Of course it is. If you tightly restrict the input domain, then the problem is simple. The function is deterministic, so just inject clusters of random bits within the input domain of interest (domain $A$). You then select unique hashes (co-domain $O$) and discard the colliding input/output pairs to create input sub-domain $B \in A$. You will have nullified collisions and will have a bijection as $B \to O$.
Note: We haven't seen collisions on SHA-256 output domains yet, but the above theory holds. And using this brute force approach, the co-domains become more biased towards a bijection as the input domain deceases in cardinality, as $p(\text{bijection}) \propto \frac{1}{|A|}$ through simple computability.
But I'm having a hard time understanding a cryptographic use for such strange domains.

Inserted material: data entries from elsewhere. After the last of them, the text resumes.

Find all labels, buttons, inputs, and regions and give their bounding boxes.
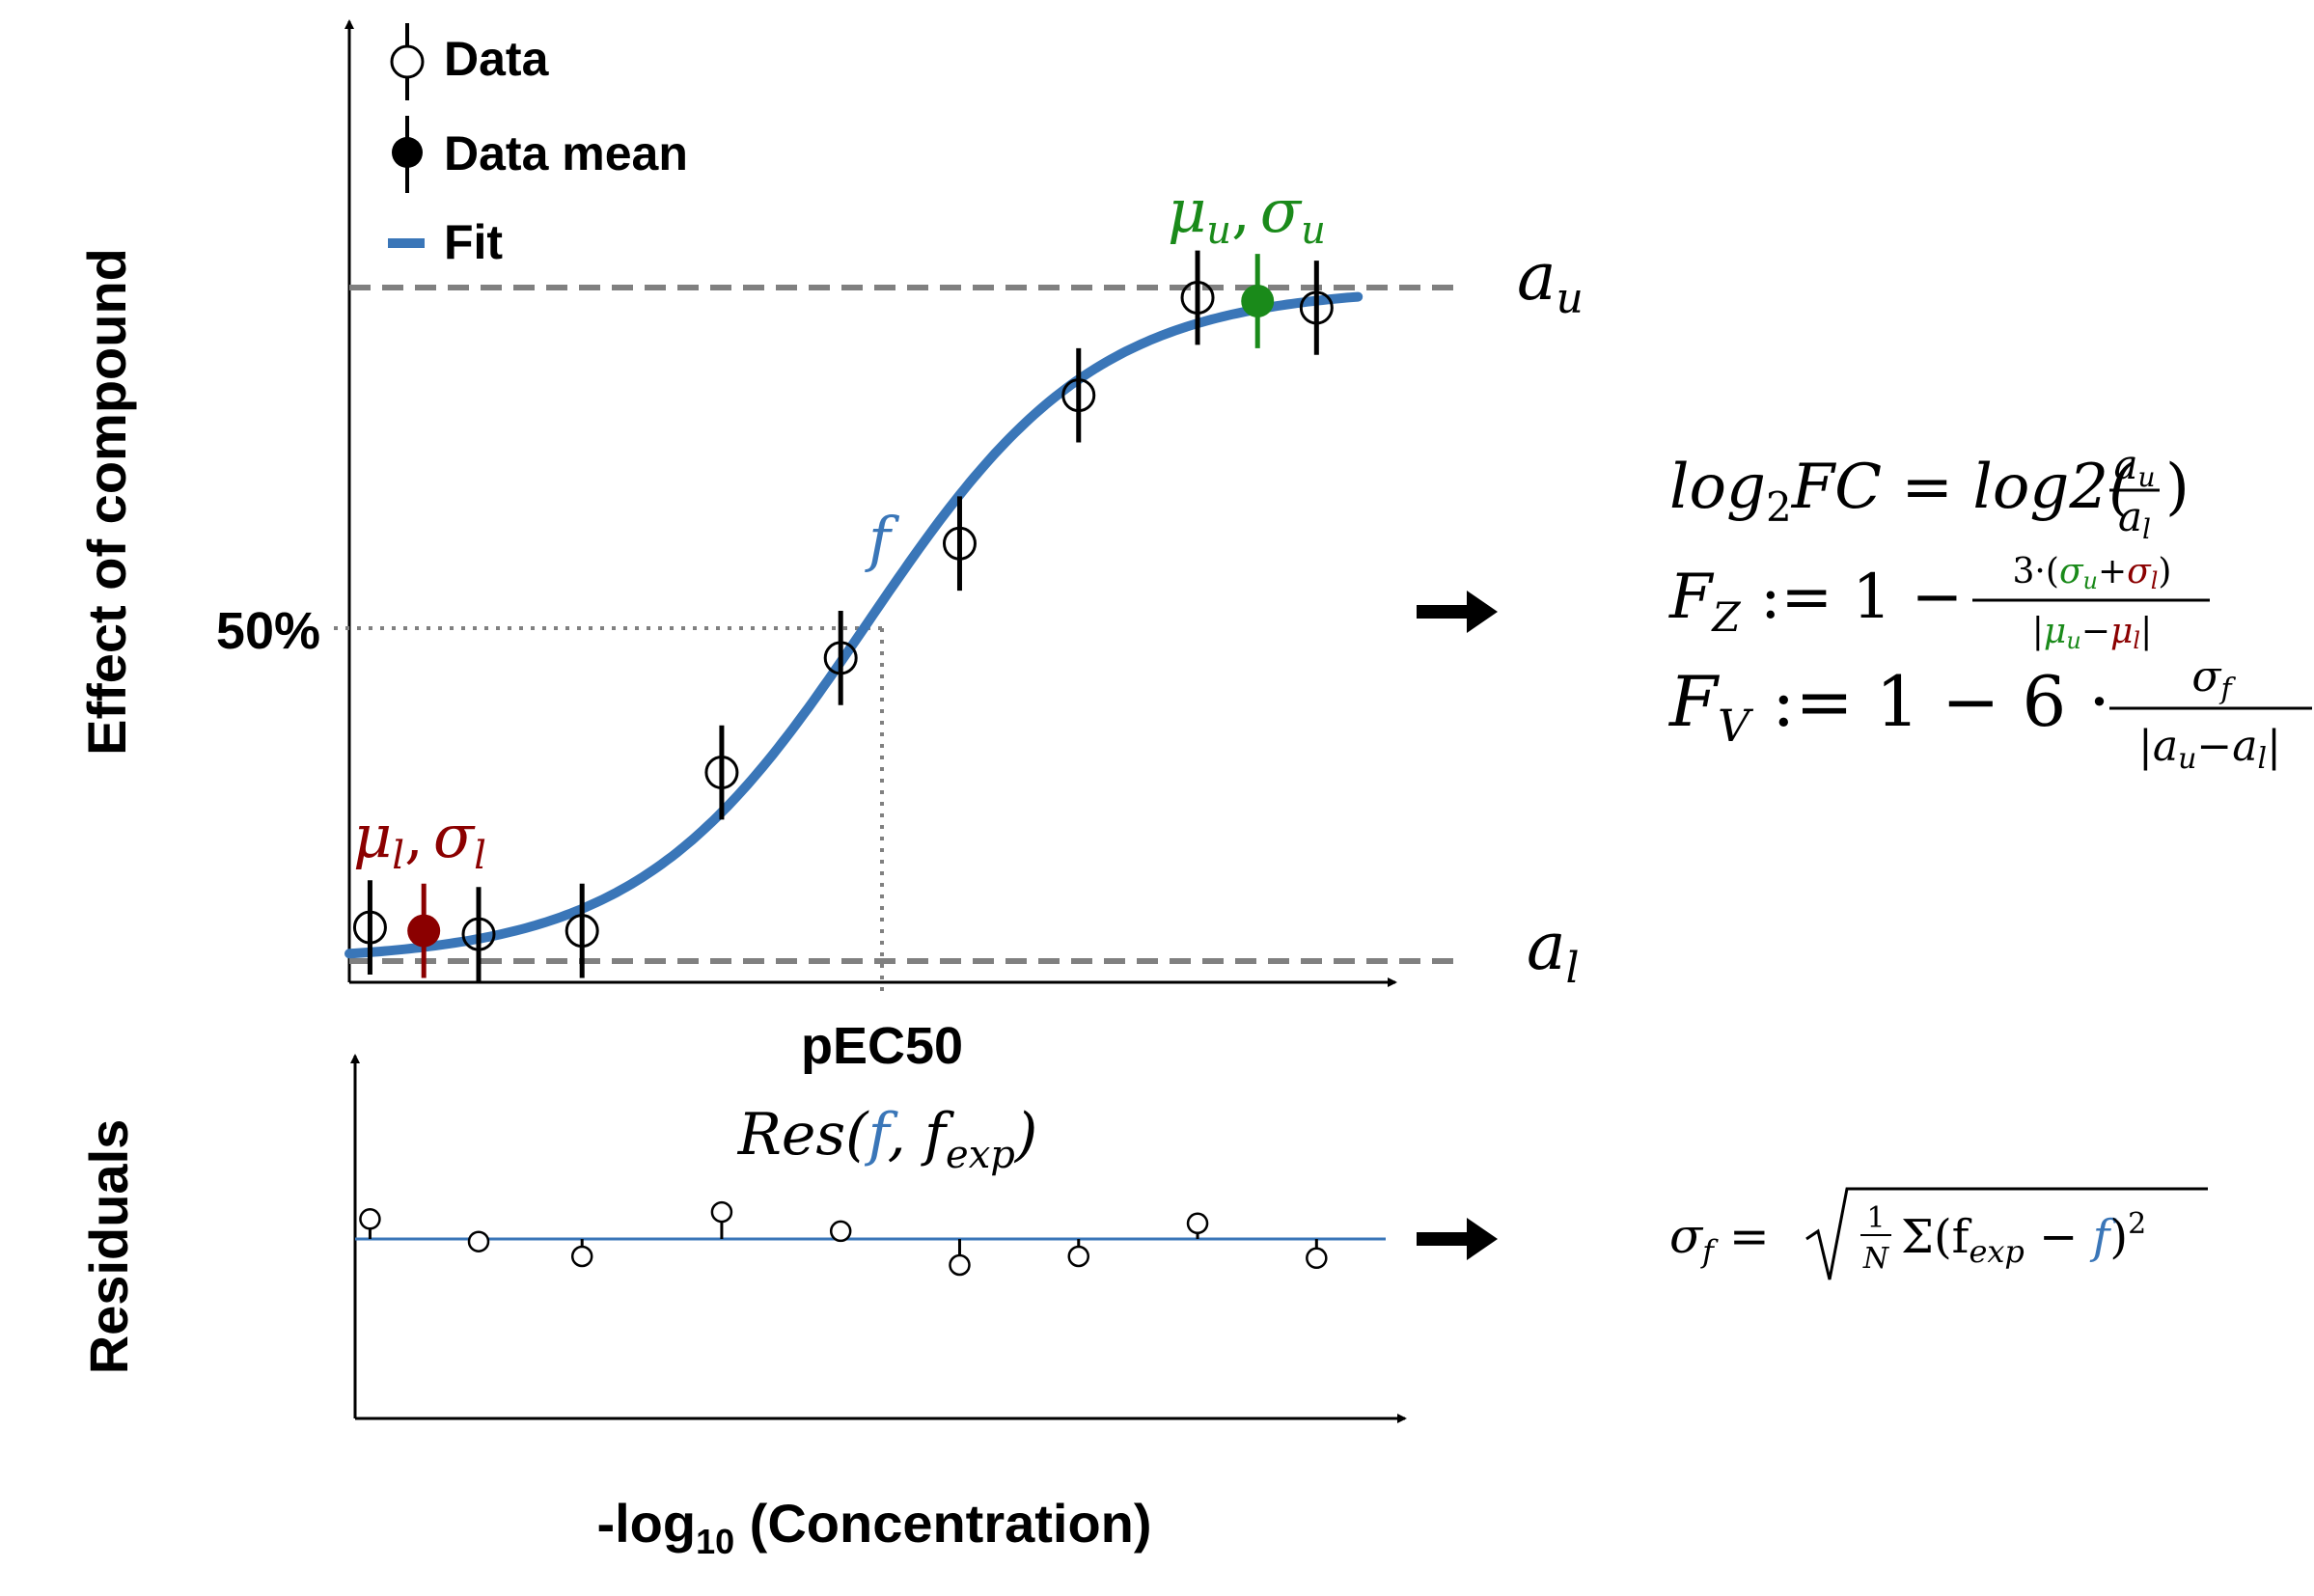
svg-text:|μu−μl|: |μu−μl|: [2032, 612, 2152, 654]
residual-point-5: [949, 1253, 971, 1277]
residual-points: [359, 1200, 1328, 1277]
fv-formula: FV := 1 − 6 · σf |au−al|: [1667, 652, 2312, 776]
legend-fit-label: Fit: [444, 215, 503, 269]
residual-point-1: [467, 1230, 490, 1252]
residual-point-3: [710, 1200, 733, 1224]
upper-mean-marker: [1241, 284, 1275, 317]
residual-point-6: [1067, 1245, 1090, 1268]
svg-text:FV := 1 − 6 ·: FV := 1 − 6 ·: [1667, 661, 2110, 752]
data-points: [352, 250, 1334, 981]
svg-text:log2FC = log2(: log2FC = log2(: [1669, 452, 2135, 531]
residual-point-7: [1186, 1212, 1209, 1235]
svg-text:al: al: [2118, 493, 2151, 545]
a-l-label: al: [1527, 909, 1580, 993]
data-point-2: [565, 914, 599, 949]
log2fc-formula: log2FC = log2( au al ): [1669, 441, 2190, 545]
mu-u-sigma-u-label: μu, σu: [1168, 176, 1326, 253]
svg-text:Σ(fexp − f)2: Σ(fexp − f)2: [1901, 1207, 2146, 1270]
residual-point-8: [1306, 1247, 1328, 1270]
data-point-0: [352, 910, 387, 945]
svg-text:σf: σf: [2191, 652, 2236, 706]
svg-text:1: 1: [1866, 1201, 1885, 1235]
mu-l-sigma-l-label: μl, σl: [353, 801, 486, 878]
data-point-5: [942, 526, 977, 561]
data-point-4: [823, 641, 858, 675]
top-arrow-head: [1467, 591, 1498, 633]
legend-mean-label: Data mean: [444, 126, 688, 180]
a-u-label: au: [1517, 239, 1584, 323]
fz-formula: FZ := 1 − 3·(σu+σl) |μu−μl|: [1668, 552, 2210, 654]
svg-text:σf =: σf =: [1669, 1208, 1770, 1270]
residual-point-0: [359, 1208, 381, 1230]
pec50-label: pEC50: [801, 1017, 963, 1075]
top-y-axis-label: Effect of compound: [76, 248, 137, 756]
svg-text:N: N: [1862, 1242, 1890, 1276]
fit-curve: [344, 291, 1364, 959]
data-point-7: [1180, 280, 1215, 315]
svg-text:|au−al|: |au−al|: [2138, 722, 2281, 776]
legend: Data Data mean Fit: [388, 23, 688, 269]
data-point-8: [1299, 290, 1334, 325]
svg-text:): ): [2165, 452, 2190, 523]
legend-mean-marker: [392, 137, 423, 168]
residual-function-label: Res(f, fexp): [737, 1101, 1038, 1177]
bottom-arrow-head: [1467, 1218, 1498, 1260]
residual-point-4: [829, 1220, 852, 1243]
x-axis-label: -log10 (Concentration): [596, 1493, 1151, 1561]
fifty-percent-label: 50%: [216, 602, 320, 660]
data-point-1: [461, 917, 496, 951]
legend-data-marker: [390, 44, 425, 79]
data-point-3: [704, 756, 739, 790]
svg-text:FZ := 1 −: FZ := 1 −: [1668, 562, 1963, 641]
data-point-6: [1061, 378, 1096, 413]
bottom-y-axis-label: Residuals: [78, 1119, 139, 1375]
svg-text:3·(σu+σl): 3·(σu+σl): [2013, 552, 2172, 594]
lower-mean-marker: [407, 914, 441, 948]
legend-data-label: Data: [444, 32, 550, 86]
svg-text:au: au: [2113, 441, 2155, 493]
sigma-f-formula: σf = 1 N Σ(fexp − f)2: [1669, 1187, 2208, 1280]
fit-function-label: f: [865, 504, 900, 574]
sqrt-sign: [1805, 1187, 2208, 1280]
residual-point-2: [570, 1245, 593, 1268]
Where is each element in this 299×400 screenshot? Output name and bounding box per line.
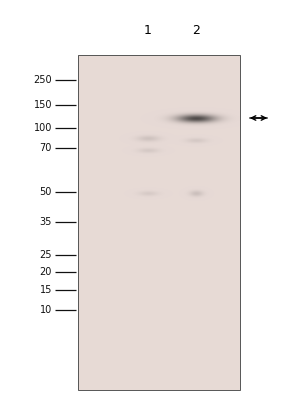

I'm unconvinced that sha256inv would actually exist at all as restricting inputs is kinda cheating. And they still only analytically compute one way as $\text{sha256}:B \to O$ which is due to fundamental pre-image resistance. $\text{sha256inv}: O \to B$ remains elusive. And general $\text{sha256inv}: O \to A$ must remain impossible as you've deliberately eliminated collisions which we know mathematically exist.
P.S. $|A|= 916 \times 10^6$, if you consider 5 no. 62 alphanumeric values chosen by total randomness. That's easily computable on an enthusiast's machine.
P.P.S. My last para refers to your comments.